Setting up a cluster involves more than just wiring together a bunch of servers. "Clusters are complex to set up and complex to manage," says John Humphreys, research manager with IDC.
Nickolett cites several misconceptions customers frequently have about clustering. As a result, they sometimes fail to realize all that is involved in setting up and operating a cluster. The first is that clusters do not scale linearly. Instead, they experience a fair amount of overhead, typically in the 15 to 25 percent range.
"They [customers] expect near-linear results when combining systems and may soon realize that this is not a realistic expectation," he says. "This can result in having to acquire more hardware than originally planned or enhancing the software to perform more efficiently.
"When you have a computer cluster with 10,000 files created, you might have 1,000 storage servers attached. A modular approach makes a better approach than big iron." David Freund, Illuminata analyst
And then there is the matter of software. Managing a cluster involves far more than just sharing disk space or distributing a processing work load.
"Software needs to be cluster aware," Nickolett continues. "That means that a distributed lock manager (which causes most of the overhead) needs to be built into the software to manage concurrency and data consistency when being accessed by more than one physical system."
He believes Ingres Corporation, based in Redwood City, Calif., is one of the leaders in this area due to its database software.

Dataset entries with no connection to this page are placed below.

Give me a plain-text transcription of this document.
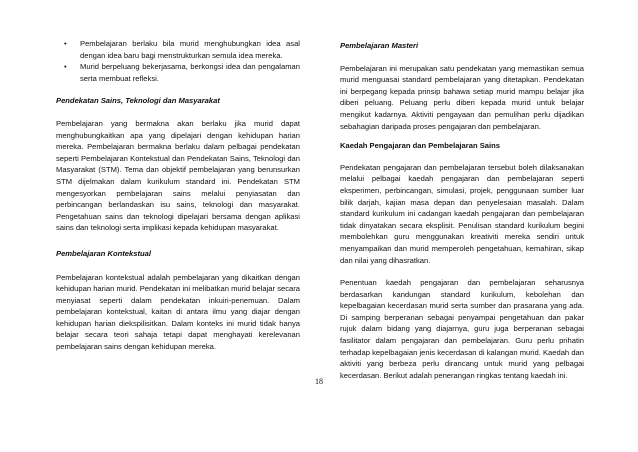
• Pembelajaran berlaku bila murid menghubungkan idea asal dengan idea baru bagi menstrukturkan semula idea mereka.
• Murid berpeluang bekerjasama, berkongsi idea dan pengalaman serta membuat refleksi.

Pendekatan Sains, Teknologi dan Masyarakat

Pembelajaran yang bermakna akan berlaku jika murid dapat menghubungkaitkan apa yang dipelajari dengan kehidupan harian mereka. Pembelajaran bermakna berlaku dalam pelbagai pendekatan seperti Pembelajaran Kontekstual dan Pendekatan Sains, Teknologi dan Masyarakat (STM). Tema dan objektif pembelajaran yang berunsurkan STM dijelmakan dalam kurikulum standard ini. Pendekatan STM mengesyorkan pembelajaran sains melalui penyiasatan dan perbincangan berlandaskan isu sains, teknologi dan masyarakat. Pengetahuan sains dan teknologi dipelajari bersama dengan aplikasi sains dan teknologi serta implikasi kepada kehidupan masyarakat.

Pembelajaran Kontekstual

Pembelajaran kontekstual adalah pembelajaran yang dikaitkan dengan kehidupan harian murid. Pendekatan ini melibatkan murid belajar secara menyiasat seperti dalam pendekatan inkuiri-penemuan. Dalam pembelajaran kontekstual, kaitan di antara ilmu yang diajar dengan kehidupan harian diekspilisitkan. Dalam konteks ini murid tidak hanya belajar secara teori sahaja tetapi dapat menghayati kerelevanan pembelajaran sains dengan kehidupan mereka.

Pembelajaran Masteri

Pembelajaran ini merupakan satu pendekatan yang memastikan semua murid menguasai standard pembelajaran yang ditetapkan. Pendekatan ini berpegang kepada prinsip bahawa setiap murid mampu belajar jika diberi peluang. Peluang perlu diberi kepada murid untuk belajar mengikut kadarnya. Aktiviti pengayaan dan pemulihan perlu dijadikan sebahagian daripada proses pengajaran dan pembelajaran.

Kaedah Pengajaran dan Pembelajaran Sains

Pendekatan pengajaran dan pembelajaran tersebut boleh dilaksanakan melalui pelbagai kaedah pengajaran dan pembelajaran seperti eksperimen, perbincangan, simulasi, projek, penggunaan sumber luar bilik darjah, kajian masa depan dan penyelesaian masalah. Dalam standard kurikulum ini cadangan kaedah pengajaran dan pembelajaran tidak dinyatakan secara eksplisit. Penulisan standard kurikulum begini membolehkan guru menggunakan kreativiti mereka sendiri untuk menyampaikan dan murid memperoleh pengetahuan, kemahiran, sikap dan nilai yang dihasratkan.

Penentuan kaedah pengajaran dan pembelajaran seharusnya berdasarkan kandungan standard kurikulum, kebolehan dan kepelbagaian kecerdasan murid serta sumber dan prasarana yang ada. Di samping berperanan sebagai penyampai pengetahuan dan pakar rujuk dalam bidang yang diajarnya, guru juga berperanan sebagai fasilitator dalam pengajaran dan pembelajaran. Guru perlu prihatin terhadap kepelbagaian jenis kecerdasan di kalangan murid. Kaedah dan aktiviti yang berbeza perlu dirancang untuk murid yang pelbagai kecerdasan. Berikut adalah penerangan ringkas tentang kaedah ini.

18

In addition, Oracle has the Real Application Cluster version of its enterprise databases, and IBM has the DB2 Integrated Cluster Environment for Linux, which consists of its DB2 Universal Database running on an eServer 1350 cluster.
But no matter what changes are made to the databases or applications, there is still the matter of managing the cluster itself, something Penguin Computing's Nist acknowledges is "still very complex, time consuming, and error prone." To simplify matters, one growing area is "stateless provisioning," where the operating system, middleware, and application stacks are loaded into memory rather than on the hard disks.
"There is a growing recognition among organizations that stateless provisioning is a promising approach to dramatically improving the management of large pools of servers," says Nist. "It loads orders of magnitude faster, guards against having the wrong versions, and is much more effortless. And repurposing can occur on-demand as service and business demands change and resource allocation must be adjusted."